Çünkü askerler hareket etmeye hazırlanıyorlardı. Bütün eşyaları toplandıktan sonra. Birkaç portal çıkarıldı ve yere yerleştirildi.
Quinn etrafına bakınırken askerlerin eşyalarını toplamakla meşgul olduğunu fark etti, ancak ağaç tepelerindeki evlerinde yaşayan siviller için aynı şey söylenemezdi. Yukarıdan bakan yüzlerinde endişeli bakışlarla orada durdular.
“Neden eşyalarını paketlemiyorlar?” diye sordu Quinn.
“Ne demek istiyorsun? Bu insanların gidecek hiçbir yeri yok.” Layla yanıtladı. “Muhtemelen tüm parayı buraya taşımak için harcadılar. Ordu, ışınlayıcıları kullanmalarına ve dünyaya geri dönmelerine izin verse bile, yalnızca barınak veya kredi kazanma yolu olmadan evsiz kalacaklardı.”

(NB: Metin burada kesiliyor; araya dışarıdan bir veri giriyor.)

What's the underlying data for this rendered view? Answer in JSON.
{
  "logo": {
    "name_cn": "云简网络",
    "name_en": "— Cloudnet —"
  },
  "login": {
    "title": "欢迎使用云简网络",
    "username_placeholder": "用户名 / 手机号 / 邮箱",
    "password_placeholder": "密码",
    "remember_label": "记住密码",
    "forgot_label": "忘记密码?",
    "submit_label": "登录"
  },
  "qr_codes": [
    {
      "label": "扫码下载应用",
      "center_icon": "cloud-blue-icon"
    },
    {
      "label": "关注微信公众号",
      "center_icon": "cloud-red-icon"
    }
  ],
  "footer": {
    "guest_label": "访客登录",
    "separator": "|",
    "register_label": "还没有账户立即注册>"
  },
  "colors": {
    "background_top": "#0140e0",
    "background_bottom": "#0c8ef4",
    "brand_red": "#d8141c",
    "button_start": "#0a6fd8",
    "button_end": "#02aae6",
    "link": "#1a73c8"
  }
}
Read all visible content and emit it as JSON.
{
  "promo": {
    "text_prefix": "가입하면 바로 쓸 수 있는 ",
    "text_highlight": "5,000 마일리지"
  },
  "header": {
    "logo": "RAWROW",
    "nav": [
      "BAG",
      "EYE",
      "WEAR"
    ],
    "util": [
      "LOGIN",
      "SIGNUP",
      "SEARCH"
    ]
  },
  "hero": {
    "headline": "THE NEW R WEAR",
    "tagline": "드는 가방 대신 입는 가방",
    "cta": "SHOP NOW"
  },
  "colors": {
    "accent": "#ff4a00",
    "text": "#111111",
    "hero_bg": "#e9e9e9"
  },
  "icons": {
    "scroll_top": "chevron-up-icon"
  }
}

“Ama askerler burayı terk ederse, onları canavar saldırılarından koruyacak kimse olmayacak.” Quinn yanıtladı.
Quinn bunu söylediğinde Layla sessiz kaldı ve Vorden elini omzuna koydu. İkisi de bu insanların akıbetinin farkındaydı. Quinn biraz saftı. “Ailesi ortadan kaybolduğunda hükümet ona yardım etmişti… öyleyse neden onlara da yardım etmesinler?” Düşündü.
Durumunun daha da garip olduğunu düşünmeye başlamıştı, ama her şeyden çok yukarıdaki insanlar için derinden endişe duyuyordu. Sadece yetişkinler değil, çocuklar da oradaydı.

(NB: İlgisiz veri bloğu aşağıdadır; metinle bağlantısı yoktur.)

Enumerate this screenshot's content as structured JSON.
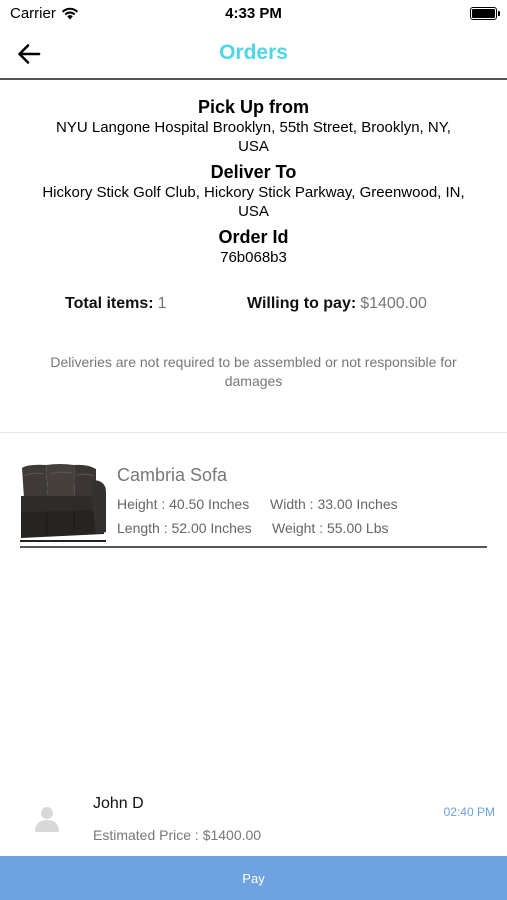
{
  "status_bar": {
    "carrier": "Carrier",
    "time": "4:33 PM",
    "icons": [
      "wifi-icon",
      "battery-icon"
    ]
  },
  "nav": {
    "title": "Orders",
    "back_icon": "arrow-left-icon",
    "title_color": "#4fd6e3"
  },
  "order": {
    "pickup_title": "Pick Up from",
    "pickup_address": "NYU Langone Hospital Brooklyn, 55th Street, Brooklyn, NY, USA",
    "deliver_title": "Deliver To",
    "deliver_address": "Hickory Stick Golf Club, Hickory Stick Parkway, Greenwood, IN, USA",
    "order_id_title": "Order Id",
    "order_id": "76b068b3",
    "total_items_label": "Total items:",
    "total_items_value": "1",
    "willing_to_pay_label": "Willing to pay:",
    "willing_to_pay_value": "$1400.00",
    "disclaimer": "Deliveries are not required to be assembled or not responsible for damages"
  },
  "items": [
    {
      "name": "Cambria Sofa",
      "image": "sofa-image",
      "height": "Height : 40.50 Inches",
      "width": "Width : 33.00 Inches",
      "length": "Length : 52.00 Inches",
      "weight": "Weight : 55.00 Lbs"
    }
  ],
  "bid": {
    "avatar_icon": "user-avatar-icon",
    "name": "John D",
    "time": "02:40 PM",
    "estimated_price": "Estimated Price : $1400.00"
  },
  "footer": {
    "pay_label": "Pay",
    "pay_color": "#6ea2e0"
  }
}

Öğrenciler ışınlayıcıların arasından geçerken henüz beş yaşlarında görünen küçük bir kız öğrencilerle vedalaşmaya başladı. Neler olduğundan habersiz.
“Bu dünyanın değişmesi gerekiyor. En tepedeki insanların çökmesi gerekiyor ve yeterince güçlü olduğumda senin için geri geleceğim.” Quinn, o zamana kadar muhtemelen çok geç olacağını bilmesine rağmen, dedi.
Terk edilmiş kasabanın derinliklerinde, garip bir adam hala en üst katta tamamen çıplak duruyordu. Bir süredir orada dikiliyordu ve vücudunun uyanmasını bekliyordu.
Ne kadar süredir dışarıda olduğunun farkında değildi, yine de vücudunun işlevinin eski haline dönmesi biraz zaman alacaktı.
“Sonsuz uykuya dalmak için o silindirlerden birini tamamen çıplak bir şekilde içine sokmak neden bir vampir geleneğidir bilmiyorum. En azından geride bir takım elbisenin bırakılmasına izin verebilirlerdi.” Adam bu konuyla derinden ilgilenir görünerek söyledi.
“Dışarı çıkıp dışarıdaki insanları böyle karşılayamam. Delirdiğimi düşünecekler. Ya da çıldırmak doğru tabir olabilir.” dedi kendi sözlerine yüksek sesle gülmeye başlarken.
“Ah, arkamda temel bir hazine bırakmadım mı? Bunun bir takım ya da zırh olduğuna inanıyorum. Gerçi kuleye kim girdiyse hayati bir parçayı almış olabilir. Onu orada ödül olarak bırakmışım. taç mücevherlerini kaplayan alanı seçmedi.”
Çıplak adam döner merdivenden aşağı inerken Zincirlenmiş kılıcını sağ elinde tutarken özensizce yürümeye devam etti. Sonunda kulenin orta kısmında başka bir odanın bulunduğu platforma ulaşmıştı.
Odaya girdiğinde, beş metalik silindirin mevcut olduğunu hemen gördü.
“Görünüşe göre biri bir eşya almış. Sorun değil, sonuçta beni uyandırdılar.”
Adam metal bir silindirle kapatılmamış podyuma doğru yürürken. Aşağıya bakarken gözlerini kırpıştırdı ve tek kaşını kaldırdı.
“Şimdi alabilecekleri tüm eşyalar arasından neden yüzüğü almayı seçsinler ki?” Adam kendi kendine düşündü, oldukça kafası karıştı.